Des fusillades ont encore éclaté, lundi 24 mars, dans les quartiers nord de Bangui. Le week-end précédent, des violences ont fait au moins 15 morts selon la Croix-Rouge. Dimanche, un convoi des militaires a même été pris pour cible. « L'attaque par des inconnus armés a eu lieu hier soir vers 19 h 30, près du monument Ali Bongo, à Bangui, blessant grièvement un agent des finances de la Misca et une infirmière », a précisé la force africaine (Misca).

« La situation humanitaire et sécuritaire est très grave, insupportable pour les musulmans qui restent dans le sud-ouest (de Centrafrique) et à Bangui. Il y a une vingtaine de poches dans le pays avec 15 000 personnes en danger. On doit réfléchir à les évacuer », déclarait, vendredi 21 mars, Peter Bouckaert, le directeur Urgences de l'ONG Human Rights Watch (HRW).

Ces derniers mois, les organisations humanitaires et l'ONU n'ont eu de cesse d'alerter sur le sort réservé à la communauté musulmane pourchassée par les milices chrétiennes anti-balaka qui veulent se venger des exactions commises par la Séléka lorsqu'elle était au pouvoir.

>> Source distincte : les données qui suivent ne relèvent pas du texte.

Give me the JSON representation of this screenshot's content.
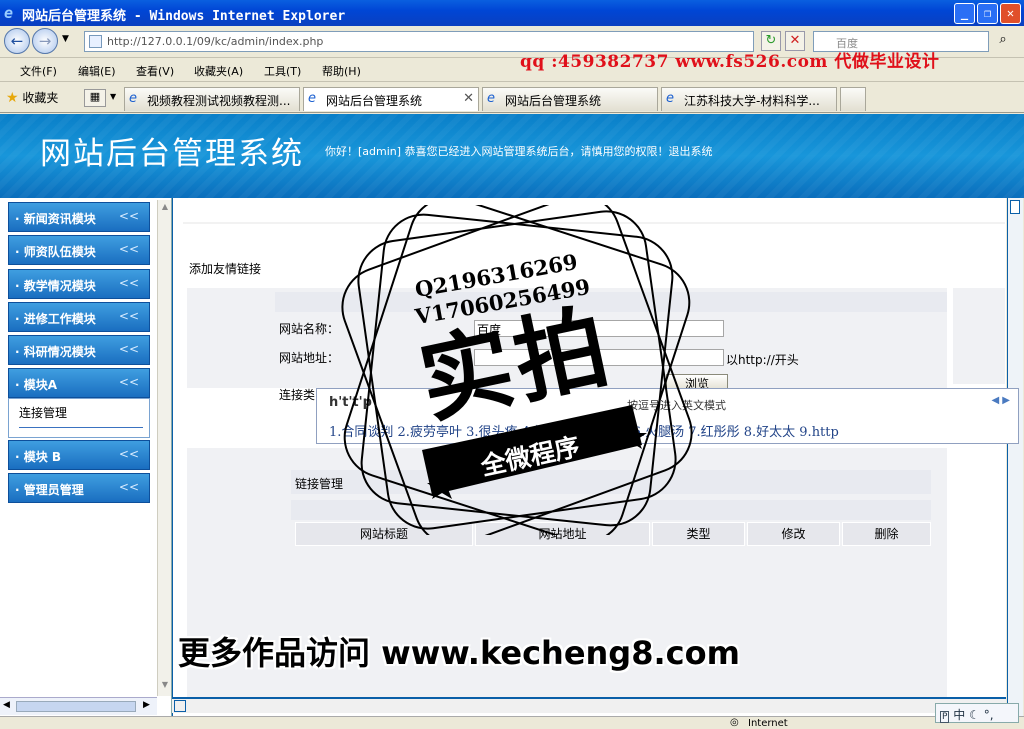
{
  "window": {
    "title": "网站后台管理系统 - Windows Internet Explorer",
    "minimize": "_",
    "maximize": "❐",
    "close": "✕"
  },
  "address_bar": {
    "url": "http://127.0.0.1/09/kc/admin/index.php",
    "search_placeholder": "百度",
    "promo": "qq :459382737 www.fs526.com 代做毕业设计"
  },
  "menu": [
    "文件(F)",
    "编辑(E)",
    "查看(V)",
    "收藏夹(A)",
    "工具(T)",
    "帮助(H)"
  ],
  "favorites_label": "收藏夹",
  "tabs": [
    {
      "label": "视频教程测试视频教程测...",
      "active": false
    },
    {
      "label": "网站后台管理系统",
      "active": true
    },
    {
      "label": "网站后台管理系统",
      "active": false
    },
    {
      "label": "江苏科技大学-材料科学...",
      "active": false
    }
  ],
  "header": {
    "site_title": "网站后台管理系统",
    "welcome": "你好！[admin] 恭喜您已经进入网站管理系统后台，请慎用您的权限！退出系统"
  },
  "sidebar": {
    "modules": [
      "· 新闻资讯模块",
      "· 师资队伍模块",
      "· 教学情况模块",
      "· 进修工作模块",
      "· 科研情况模块",
      "· 模块A",
      "· 模块 B",
      "· 管理员管理"
    ],
    "sub_item": "连接管理",
    "chevron": "<<"
  },
  "form": {
    "section_title": "添加友情链接",
    "name_label": "网站名称：",
    "name_value": "百度",
    "url_label": "网站地址：",
    "url_value": "",
    "url_hint": "以http://开头",
    "type_label": "连接类",
    "browse_button": "浏览"
  },
  "links_table": {
    "title": "链接管理",
    "headers": [
      "网站标题",
      "网站地址",
      "类型",
      "修改",
      "删除"
    ]
  },
  "ime": {
    "pinyin": "h't't'p",
    "hint": "按逗号进入英文模式",
    "candidates": "1.合同谈判 2.疲劳亭叶 3.很头疼 4.好烦恼 5.和他谈 6.火腿汤 7.红彤彤 8.好太太 9.http",
    "strip": "中"
  },
  "watermark": {
    "qq": "Q2196316269",
    "v": "V17060256499",
    "big": "实拍",
    "banner": "全微程序",
    "bottom": "更多作品访问 www.kecheng8.com"
  },
  "status": {
    "zone": "Internet"
  },
  "colors": {
    "header_blue": "#1896da",
    "module_blue": "#1a6ec0",
    "promo_red": "#e0101a"
  }
}
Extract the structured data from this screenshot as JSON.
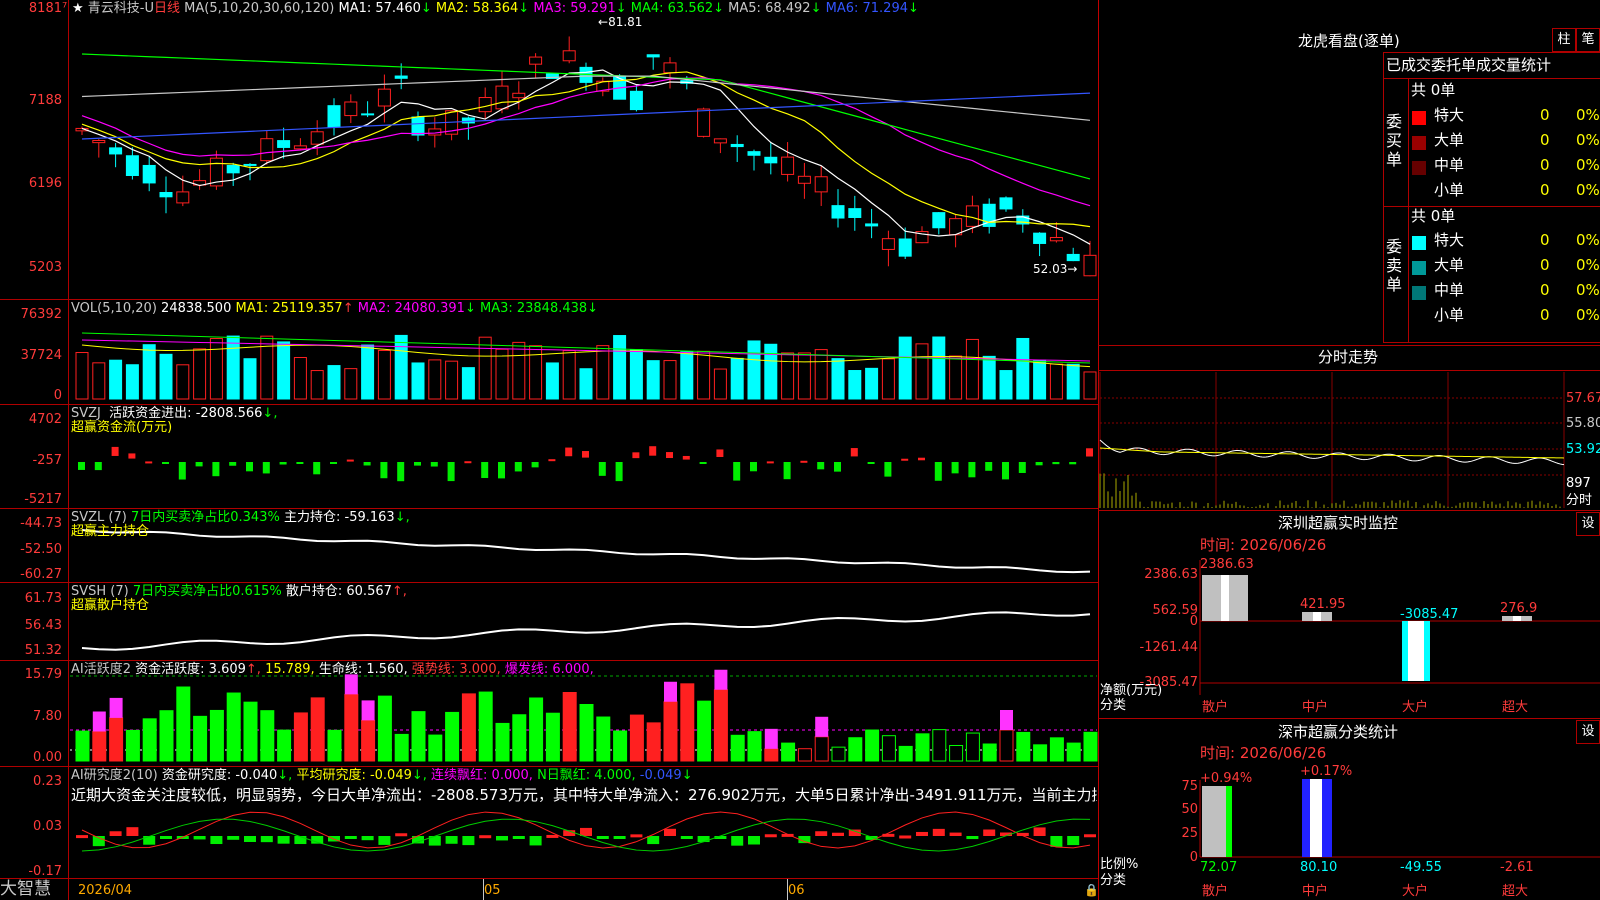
{
  "stock": {
    "star": "★",
    "name": "青云科技-U",
    "period": "日线",
    "ma_params": "MA(5,10,20,30,60,120)",
    "ma": [
      {
        "label": "MA1:",
        "value": "57.460",
        "arrow": "↓",
        "color": "#ffffff"
      },
      {
        "label": "MA2:",
        "value": "58.364",
        "arrow": "↓",
        "color": "#ffff00"
      },
      {
        "label": "MA3:",
        "value": "59.291",
        "arrow": "↓",
        "color": "#ff00ff"
      },
      {
        "label": "MA4:",
        "value": "63.562",
        "arrow": "↓",
        "color": "#00ff00"
      },
      {
        "label": "MA5:",
        "value": "68.492",
        "arrow": "↓",
        "color": "#c8c8c8"
      },
      {
        "label": "MA6:",
        "value": "71.294",
        "arrow": "↓",
        "color": "#3355ff"
      }
    ],
    "high_mark": "81.81",
    "low_mark": "52.03",
    "y_labels": [
      "8181",
      "7188",
      "6196",
      "5203"
    ]
  },
  "vol": {
    "title": "VOL(5,10,20)",
    "value": "24838.500",
    "ma": [
      {
        "label": "MA1:",
        "value": "25119.357",
        "arrow": "↑",
        "color": "#ffff00"
      },
      {
        "label": "MA2:",
        "value": "24080.391",
        "arrow": "↓",
        "color": "#ff00ff"
      },
      {
        "label": "MA3:",
        "value": "23848.438",
        "arrow": "↓",
        "color": "#00ff00"
      }
    ],
    "y_labels": [
      "76392",
      "37724",
      "0"
    ]
  },
  "svzj": {
    "title": "SVZJ",
    "label": "活跃资金进出:",
    "value": "-2808.566",
    "arrow": "↓,",
    "subtitle": "超赢资金流(万元)",
    "y_labels": [
      "4702",
      "-257",
      "-5217"
    ]
  },
  "svzl": {
    "title": "SVZL (7)",
    "desc": "7日内买卖净占比0.343%",
    "label": "主力持仓:",
    "value": "-59.163",
    "arrow": "↓,",
    "subtitle": "超赢主力持仓",
    "y_labels": [
      "-44.73",
      "-52.50",
      "-60.27"
    ]
  },
  "svsh": {
    "title": "SVSH (7)",
    "desc": "7日内买卖净占比0.615%",
    "label": "散户持仓:",
    "value": "60.567",
    "arrow": "↑,",
    "subtitle": "超赢散户持仓",
    "y_labels": [
      "61.73",
      "56.43",
      "51.32"
    ]
  },
  "ai_active": {
    "title": "AI活跃度2",
    "label": "资金活跃度:",
    "value": "3.609",
    "arrow": "↑,",
    "v2": "15.789,",
    "life_label": "生命线:",
    "life_value": "1.560,",
    "strong": "强势线: 3.000,",
    "burst": "爆发线: 6.000,",
    "y_labels": [
      "15.79",
      "7.80",
      "0.00"
    ]
  },
  "ai_research": {
    "title": "AI研究度2(10)",
    "label": "资金研究度:",
    "value": "-0.040",
    "arrow": "↓,",
    "avg": "平均研究度: -0.049",
    "avg_arrow": "↓,",
    "red": "连续飘红: 0.000,",
    "nred": "N日飘红: 4.000,",
    "last": "-0.049",
    "last_arrow": "↓",
    "comment": "近期大资金关注度较低，明显弱势，今日大单净流出：-2808.573万元，其中特大单净流入：276.902万元，大单5日累计净出-3491.911万元，当前主力控盘",
    "y_labels": [
      "0.23",
      "0.03",
      "-0.17"
    ]
  },
  "bottom": {
    "logo": "大智慧",
    "dates": [
      "2026/04",
      "05",
      "06"
    ]
  },
  "right": {
    "lhb_title": "龙虎看盘(逐单)",
    "btn_zhu": "柱",
    "btn_bi": "笔",
    "tabs": [
      "已成交",
      "委托单",
      "成交量统计"
    ],
    "buy_side": "委买单",
    "sell_side": "委卖单",
    "buy_total": "共 0单",
    "sell_total": "共 0单",
    "buy_rows": [
      {
        "label": "特大",
        "count": "0",
        "pct": "0%",
        "color": "#ff0000"
      },
      {
        "label": "大单",
        "count": "0",
        "pct": "0%",
        "color": "#990000"
      },
      {
        "label": "中单",
        "count": "0",
        "pct": "0%",
        "color": "#660000"
      },
      {
        "label": "小单",
        "count": "0",
        "pct": "0%",
        "color": "#000000"
      }
    ],
    "sell_rows": [
      {
        "label": "特大",
        "count": "0",
        "pct": "0%",
        "color": "#00ffff"
      },
      {
        "label": "大单",
        "count": "0",
        "pct": "0%",
        "color": "#009999"
      },
      {
        "label": "中单",
        "count": "0",
        "pct": "0%",
        "color": "#007777"
      },
      {
        "label": "小单",
        "count": "0",
        "pct": "0%",
        "color": "#000000"
      }
    ],
    "fs_title": "分时走势",
    "fs_labels": [
      "57.67",
      "55.80",
      "53.92",
      "897",
      "分时"
    ],
    "monitor_title": "深圳超赢实时监控",
    "monitor_btn": "设",
    "monitor_time": "时间: 2026/06/26",
    "monitor_y": [
      "2386.63",
      "562.59",
      "0",
      "-1261.44",
      "-3085.47"
    ],
    "monitor_ylabel": "净额(万元)",
    "monitor_xlabel": "分类",
    "monitor_cats": [
      "散户",
      "中户",
      "大户",
      "超大"
    ],
    "monitor_values": [
      "2386.63",
      "421.95",
      "-3085.47",
      "276.9"
    ],
    "class_title": "深市超赢分类统计",
    "class_btn": "设",
    "class_time": "时间: 2026/06/26",
    "class_y": [
      "75",
      "50",
      "25",
      "0"
    ],
    "class_ylabel": "比例%",
    "class_xlabel": "分类",
    "class_top": [
      "+0.94%",
      "+0.17%"
    ],
    "class_cats": [
      "散户",
      "中户",
      "大户",
      "超大"
    ],
    "class_values": [
      "72.07",
      "80.10",
      "-49.55",
      "-2.61"
    ]
  }
}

Les soldats français de la force Sangaris présents dans le pays depuis décembre 2013 n'arrivent pas à contenir les violences des anti-balakas. L'Europe ayant les yeux rivés sur la crise ukrainienne, la force européenne d'appui se fait attendre. Une centaine de soldats européens manque toujours à l'appel pour lancer l'opération qui devait commencer la semaine dernière. Le déploiement de 12 000 casques bleus a également été réclamé par le secrétaire général de l'ONU, Ban Ki-moon.

Le pays dirigé depuis deux mois par la présidente de transition Catherine Samba-Panza n'est pas prêt de sortir de la crise.